Paul Freier war einer der großen Hoffnungsträger des deutschen Fußballs in den 2000er Jahren. Der Flügelspieler, der als Kind aus Polen nach Deutschland kam, absolvierte über 350 Spiele in Bundesliga und Zweitliga. In einem ausführlichen Interview blickt der heutige Co-Trainer von Rot-Weiss Essen auf die prägende Zeit seiner Karriere zurück.
Beim VfL Bochum entwickelte sich Freier unter Trainer Peter Neururer zum Leistungsträger. Nach einer starken Saison 2001/2002 debütierte er sogar als Zweitliga-Profi für die deutsche Nationalmannschaft – ein seltener Ehre. Doch auf seinem Höhepunkt bremste ihn eine Verletzung aus. Die angestrebte EM 2004 verpasste er, konnte sich aber zur Saison 2004/2005 noch einmal neu erfinden und wechselte für 3,5 Millionen Euro zu Bayer Leverkusen, wo er weitere 148 Spiele absolvierte.
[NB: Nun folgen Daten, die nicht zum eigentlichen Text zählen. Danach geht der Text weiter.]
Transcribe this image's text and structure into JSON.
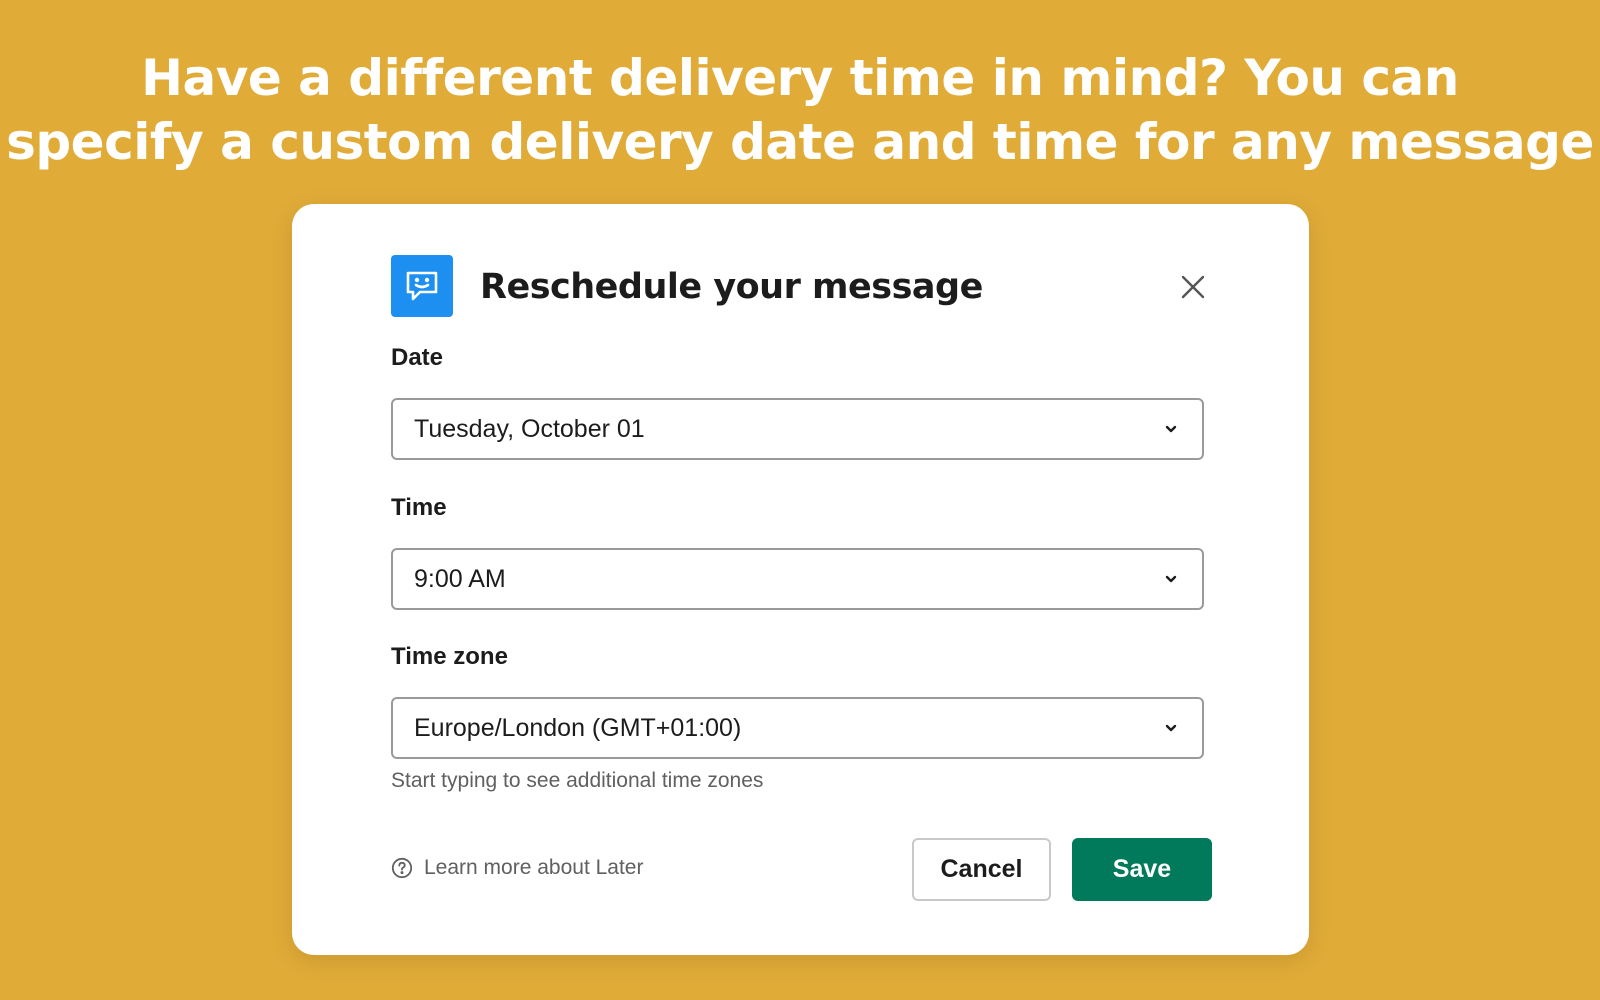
{
  "headline": {
    "line1": "Have a different delivery time in mind? You can",
    "line2": "specify a custom delivery date and time for any message"
  },
  "dialog": {
    "icon": "message-bubble-icon",
    "title": "Reschedule your message",
    "close_icon": "close-icon",
    "fields": {
      "date": {
        "label": "Date",
        "value": "Tuesday, October 01"
      },
      "time": {
        "label": "Time",
        "value": "9:00 AM"
      },
      "timezone": {
        "label": "Time zone",
        "value": "Europe/London (GMT+01:00)",
        "hint": "Start typing to see additional time zones"
      }
    },
    "learn_more": {
      "icon": "question-circle-icon",
      "label": "Learn more about Later"
    },
    "buttons": {
      "cancel": "Cancel",
      "save": "Save"
    }
  },
  "colors": {
    "background": "#e0ab37",
    "icon_blue": "#1d8ff0",
    "save_green": "#007a5a"
  }
}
Freier betont heute die Wichtigkeit von Disziplin und Fleiß für seinen Erfolg. Besonders dankbar ist er seinen Mentoren Bernard Dietz und Peter Neururer, die seinen Weg prägten. Mit großer Nostalgie erinnert er sich an die Kameradschaft und die legendäre Ansage Neururers nach Spielen: Ein Bier sei gesünder als Cola – und entsprechend stand regelmäßig eine Kiste Bier in der Kabine.